Library Loot faves

wandering whale sharks

Wandering Whale Sharks – Susumu Shingu, translated by Ann B. Cary and Yasuko Shingu

Meet the world’s largest living fish: the whale shark. With a back like a mountain range and a body that creates an enormous, looming shadow in the ocean below him, the whale shark is an exceptionally gentle giant—and yet it is relatively unknown. This informational picture book introduces readers to these stunning creatures in spare, poetic text. It’s a lyrical meditation that gives a sense of the whale shark’s slow, grand journey through the Earth’s oceans while creating an opportunity for inquiry and awe. Deep blue sketch illustrations play with perspective and seem to move with the natural energy of wind and water. The book ends with a factual page about whale sharks, which can be found in all tropical seas, and have been spotted off the coast of several countries around the world, including South Africa, Australia, India, the Philippines, Indonesia, and Mexico. Readers will come away with a well-formed sense of wonder and respect as they leave the whale shark to continue his leisurely journey.

The text is simple and poetic, often just a sentence to each page. And the illustrations are stunning, with its palate of blues, whites and blacks. An absolutely gorgeous book.

Shingu has another book available in English, Traveling Butterflies. Sadly my library doesn’t seem to have it.

Mr Postmouse’s Rounds – Marianne Dubuc

Mr. Postmouse has loaded up his wagon and is ready to deliver the mail. From the lofty heights of the Birds’ tree houses to the inky depths of Mrs. Octopus’s ship, the intrepid letter carrier lets nothing stand in the way of his deliveries. Each spread features whimsically detailed interiors of creatures’ homes, which readers will pore over for delightful surprises. This is a charming introduction to the postal system and an imaginative survey of different types of homes.

As an adult, I love these kinds of books with little details to pore over. And so do my kids. They had fun pointing out all the little details that made each house different. Colourful, vibrant, lots of fun.

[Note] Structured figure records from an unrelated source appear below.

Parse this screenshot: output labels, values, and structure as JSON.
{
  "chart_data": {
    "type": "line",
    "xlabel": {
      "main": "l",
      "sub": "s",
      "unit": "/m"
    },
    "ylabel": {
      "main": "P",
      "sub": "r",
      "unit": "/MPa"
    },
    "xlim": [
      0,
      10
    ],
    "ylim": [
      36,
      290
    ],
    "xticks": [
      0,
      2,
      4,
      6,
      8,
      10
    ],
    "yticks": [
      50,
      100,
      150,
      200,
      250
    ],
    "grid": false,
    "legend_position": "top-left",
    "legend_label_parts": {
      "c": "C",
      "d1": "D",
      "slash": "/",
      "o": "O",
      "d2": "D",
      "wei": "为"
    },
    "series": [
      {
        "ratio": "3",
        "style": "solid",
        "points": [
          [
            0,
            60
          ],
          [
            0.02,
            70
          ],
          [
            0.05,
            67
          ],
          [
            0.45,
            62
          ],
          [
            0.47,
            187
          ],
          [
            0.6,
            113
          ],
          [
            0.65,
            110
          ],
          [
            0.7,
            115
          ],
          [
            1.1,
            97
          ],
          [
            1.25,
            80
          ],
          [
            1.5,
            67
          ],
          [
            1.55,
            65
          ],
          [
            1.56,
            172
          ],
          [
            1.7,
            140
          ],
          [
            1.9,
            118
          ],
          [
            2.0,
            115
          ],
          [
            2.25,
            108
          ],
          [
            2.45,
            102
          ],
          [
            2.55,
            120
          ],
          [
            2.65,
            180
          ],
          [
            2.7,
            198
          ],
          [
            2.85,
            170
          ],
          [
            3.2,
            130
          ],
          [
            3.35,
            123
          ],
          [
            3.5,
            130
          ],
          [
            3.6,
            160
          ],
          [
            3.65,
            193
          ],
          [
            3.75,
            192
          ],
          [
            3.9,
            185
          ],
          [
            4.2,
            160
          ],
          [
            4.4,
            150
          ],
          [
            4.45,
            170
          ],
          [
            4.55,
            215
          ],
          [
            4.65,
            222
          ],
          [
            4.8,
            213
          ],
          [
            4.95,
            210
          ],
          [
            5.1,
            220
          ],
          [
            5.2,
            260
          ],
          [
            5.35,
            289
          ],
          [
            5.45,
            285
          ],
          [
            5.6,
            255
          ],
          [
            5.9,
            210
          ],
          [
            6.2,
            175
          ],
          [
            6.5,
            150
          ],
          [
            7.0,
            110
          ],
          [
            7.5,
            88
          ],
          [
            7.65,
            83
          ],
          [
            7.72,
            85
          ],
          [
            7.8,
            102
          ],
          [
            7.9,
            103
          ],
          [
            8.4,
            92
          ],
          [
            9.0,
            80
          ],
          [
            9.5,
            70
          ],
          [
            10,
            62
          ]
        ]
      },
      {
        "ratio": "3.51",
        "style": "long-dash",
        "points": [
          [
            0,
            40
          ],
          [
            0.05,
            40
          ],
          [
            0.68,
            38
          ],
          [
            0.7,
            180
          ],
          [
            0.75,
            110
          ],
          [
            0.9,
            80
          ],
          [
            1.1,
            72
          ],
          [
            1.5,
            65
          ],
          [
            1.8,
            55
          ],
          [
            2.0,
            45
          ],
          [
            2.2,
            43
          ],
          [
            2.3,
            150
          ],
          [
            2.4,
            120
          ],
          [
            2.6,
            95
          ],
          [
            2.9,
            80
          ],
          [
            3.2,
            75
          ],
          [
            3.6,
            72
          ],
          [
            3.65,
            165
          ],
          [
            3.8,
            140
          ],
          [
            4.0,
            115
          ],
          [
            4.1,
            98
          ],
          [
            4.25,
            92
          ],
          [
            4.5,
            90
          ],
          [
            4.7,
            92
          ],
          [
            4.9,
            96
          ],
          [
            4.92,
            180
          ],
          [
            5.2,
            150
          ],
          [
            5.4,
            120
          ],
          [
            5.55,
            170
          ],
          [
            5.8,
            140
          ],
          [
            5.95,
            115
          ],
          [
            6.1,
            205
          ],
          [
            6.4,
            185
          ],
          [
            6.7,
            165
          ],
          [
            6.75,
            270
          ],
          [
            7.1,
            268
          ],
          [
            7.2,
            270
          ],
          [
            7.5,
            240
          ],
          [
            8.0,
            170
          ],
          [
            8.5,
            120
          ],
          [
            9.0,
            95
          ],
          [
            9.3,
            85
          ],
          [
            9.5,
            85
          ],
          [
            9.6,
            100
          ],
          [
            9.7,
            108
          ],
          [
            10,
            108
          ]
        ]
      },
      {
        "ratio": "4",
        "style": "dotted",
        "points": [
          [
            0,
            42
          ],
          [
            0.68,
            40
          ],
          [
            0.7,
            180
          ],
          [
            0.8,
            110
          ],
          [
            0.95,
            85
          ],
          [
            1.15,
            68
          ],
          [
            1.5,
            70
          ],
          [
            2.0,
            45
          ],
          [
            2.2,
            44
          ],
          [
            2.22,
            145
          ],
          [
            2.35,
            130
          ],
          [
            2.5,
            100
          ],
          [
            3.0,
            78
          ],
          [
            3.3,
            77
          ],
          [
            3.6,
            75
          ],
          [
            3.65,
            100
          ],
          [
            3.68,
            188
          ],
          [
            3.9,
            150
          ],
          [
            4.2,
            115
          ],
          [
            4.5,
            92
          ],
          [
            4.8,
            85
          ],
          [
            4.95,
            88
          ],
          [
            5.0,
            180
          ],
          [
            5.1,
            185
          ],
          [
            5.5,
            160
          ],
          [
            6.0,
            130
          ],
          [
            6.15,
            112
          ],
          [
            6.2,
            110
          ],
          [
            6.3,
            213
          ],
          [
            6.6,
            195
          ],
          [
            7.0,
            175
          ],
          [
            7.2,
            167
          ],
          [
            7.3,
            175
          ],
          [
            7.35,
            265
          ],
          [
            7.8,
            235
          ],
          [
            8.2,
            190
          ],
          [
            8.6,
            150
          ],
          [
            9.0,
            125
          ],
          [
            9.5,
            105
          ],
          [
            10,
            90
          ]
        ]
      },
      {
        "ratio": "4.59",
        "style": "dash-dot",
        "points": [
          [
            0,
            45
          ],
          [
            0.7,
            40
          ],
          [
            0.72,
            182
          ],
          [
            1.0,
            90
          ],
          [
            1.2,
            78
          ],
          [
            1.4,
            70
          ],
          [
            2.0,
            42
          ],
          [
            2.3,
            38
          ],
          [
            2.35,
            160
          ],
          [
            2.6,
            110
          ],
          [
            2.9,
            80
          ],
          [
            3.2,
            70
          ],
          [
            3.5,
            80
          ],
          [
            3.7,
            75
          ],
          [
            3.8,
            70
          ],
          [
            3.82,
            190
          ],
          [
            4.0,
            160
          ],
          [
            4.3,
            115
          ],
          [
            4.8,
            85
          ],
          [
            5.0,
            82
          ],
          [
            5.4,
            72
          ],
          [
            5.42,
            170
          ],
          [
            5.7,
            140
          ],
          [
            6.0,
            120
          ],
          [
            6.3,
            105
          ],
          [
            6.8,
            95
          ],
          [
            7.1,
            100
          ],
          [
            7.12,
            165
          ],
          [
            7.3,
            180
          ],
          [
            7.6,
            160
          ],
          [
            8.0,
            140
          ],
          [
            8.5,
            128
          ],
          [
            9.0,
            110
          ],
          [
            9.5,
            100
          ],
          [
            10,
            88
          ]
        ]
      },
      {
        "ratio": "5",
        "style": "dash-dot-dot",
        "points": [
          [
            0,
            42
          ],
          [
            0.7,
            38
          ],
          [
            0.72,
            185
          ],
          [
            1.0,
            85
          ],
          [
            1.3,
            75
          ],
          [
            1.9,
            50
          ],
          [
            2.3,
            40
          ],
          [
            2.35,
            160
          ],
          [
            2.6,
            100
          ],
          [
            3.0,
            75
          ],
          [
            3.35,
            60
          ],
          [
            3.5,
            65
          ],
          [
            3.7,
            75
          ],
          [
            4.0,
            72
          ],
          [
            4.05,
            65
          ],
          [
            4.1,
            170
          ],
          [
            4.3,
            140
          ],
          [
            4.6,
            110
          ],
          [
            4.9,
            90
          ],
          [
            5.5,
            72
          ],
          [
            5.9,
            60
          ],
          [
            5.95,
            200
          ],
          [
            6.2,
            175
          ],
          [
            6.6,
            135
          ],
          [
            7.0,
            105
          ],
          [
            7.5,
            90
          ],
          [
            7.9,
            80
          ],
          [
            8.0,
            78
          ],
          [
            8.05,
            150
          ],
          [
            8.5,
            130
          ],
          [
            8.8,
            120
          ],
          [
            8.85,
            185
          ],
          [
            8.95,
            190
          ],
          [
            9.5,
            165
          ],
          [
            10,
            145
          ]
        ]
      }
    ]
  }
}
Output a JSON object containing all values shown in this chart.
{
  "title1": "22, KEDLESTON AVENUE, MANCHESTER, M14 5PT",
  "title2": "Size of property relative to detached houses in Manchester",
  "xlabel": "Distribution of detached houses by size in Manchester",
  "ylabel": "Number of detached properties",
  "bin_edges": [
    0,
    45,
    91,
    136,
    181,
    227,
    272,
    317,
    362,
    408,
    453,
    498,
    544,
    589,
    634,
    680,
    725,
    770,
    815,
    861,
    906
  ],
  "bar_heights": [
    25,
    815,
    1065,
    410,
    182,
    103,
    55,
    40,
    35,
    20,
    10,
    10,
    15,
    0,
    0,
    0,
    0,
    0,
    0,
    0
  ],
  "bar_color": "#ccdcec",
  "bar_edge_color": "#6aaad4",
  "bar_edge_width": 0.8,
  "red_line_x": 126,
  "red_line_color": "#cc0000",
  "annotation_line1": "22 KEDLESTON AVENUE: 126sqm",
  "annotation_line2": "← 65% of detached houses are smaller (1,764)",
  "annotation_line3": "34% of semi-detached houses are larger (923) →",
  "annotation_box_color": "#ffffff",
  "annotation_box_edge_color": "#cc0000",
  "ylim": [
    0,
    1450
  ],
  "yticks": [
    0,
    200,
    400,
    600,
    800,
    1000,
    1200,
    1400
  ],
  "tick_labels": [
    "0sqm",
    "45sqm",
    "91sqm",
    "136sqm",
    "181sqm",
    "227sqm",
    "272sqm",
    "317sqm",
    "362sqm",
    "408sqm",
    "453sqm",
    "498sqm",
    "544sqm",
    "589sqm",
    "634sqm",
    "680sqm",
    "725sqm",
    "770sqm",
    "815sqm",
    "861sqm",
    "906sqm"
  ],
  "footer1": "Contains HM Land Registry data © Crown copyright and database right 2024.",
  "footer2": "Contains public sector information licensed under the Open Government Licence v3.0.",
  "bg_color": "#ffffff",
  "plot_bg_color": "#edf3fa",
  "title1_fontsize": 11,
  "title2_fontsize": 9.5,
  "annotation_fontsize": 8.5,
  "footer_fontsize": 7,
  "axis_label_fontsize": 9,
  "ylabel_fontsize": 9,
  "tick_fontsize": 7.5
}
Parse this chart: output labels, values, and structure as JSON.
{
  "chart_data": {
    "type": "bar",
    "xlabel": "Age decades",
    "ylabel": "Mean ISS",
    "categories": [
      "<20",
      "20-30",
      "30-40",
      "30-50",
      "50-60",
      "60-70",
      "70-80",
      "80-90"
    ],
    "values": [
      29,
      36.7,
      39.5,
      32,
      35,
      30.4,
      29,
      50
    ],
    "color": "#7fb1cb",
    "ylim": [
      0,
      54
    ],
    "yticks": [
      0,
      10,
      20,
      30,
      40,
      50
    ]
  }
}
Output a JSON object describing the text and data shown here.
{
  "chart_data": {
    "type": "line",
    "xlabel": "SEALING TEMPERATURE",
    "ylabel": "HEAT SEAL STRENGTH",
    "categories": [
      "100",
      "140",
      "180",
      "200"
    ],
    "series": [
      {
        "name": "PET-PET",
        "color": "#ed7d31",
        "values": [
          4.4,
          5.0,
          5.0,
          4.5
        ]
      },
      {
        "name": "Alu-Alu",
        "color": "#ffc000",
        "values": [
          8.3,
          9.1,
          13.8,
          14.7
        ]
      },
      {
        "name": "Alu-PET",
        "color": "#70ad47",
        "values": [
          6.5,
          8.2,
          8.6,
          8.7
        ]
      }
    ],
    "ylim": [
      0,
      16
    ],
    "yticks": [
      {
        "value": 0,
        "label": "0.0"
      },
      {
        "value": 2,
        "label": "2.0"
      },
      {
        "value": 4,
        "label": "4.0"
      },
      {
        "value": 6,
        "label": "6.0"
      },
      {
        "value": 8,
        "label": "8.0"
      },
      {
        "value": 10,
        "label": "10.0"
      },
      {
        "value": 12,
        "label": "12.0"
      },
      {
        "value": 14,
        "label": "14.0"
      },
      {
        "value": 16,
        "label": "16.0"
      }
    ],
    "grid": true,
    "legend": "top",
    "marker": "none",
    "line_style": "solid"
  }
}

The Gingerbread Man loose on the fire truck – Laura Murray ; illustrated by Mike Lowery

Guess who gets to go along on a field trip to the firehouse? The Gingerbread Man! But when he falls out of his classmate’s pocket, Spot the Dalmatian comes sniffing around. Luckily, this Gingerbread Man is one smart cookie, and he races into the fire truck, up the pole, and all through the station, staying one step ahead of the hungry dog the whole time.Then an emergency call comes in and the Gingerbread Man knows just what to do:

“I’ll ride to the rescue, as fast as I can.

I want to help, too! I’m the Gingerbread Man!”

With snappy rhymes and fresh illustrations, the Gingerbread Man makes a sweet return in his second school adventure. Includes a poster with fire safety tips and activities.

Children’s books are all about reading out loud – at least to my kids’ age group of 2 and 4. So I really appreciate a good rhyme. And this one was just that. I’ve had to read some rather awkward rhymes in books (I’m looking at you, Sam, Sebbi and Di-di-di), so it was a true delight to read the Gingerbread man. Good news! The Gingerbread Man is also loose in school and at Christmas, so there’s plenty more to read.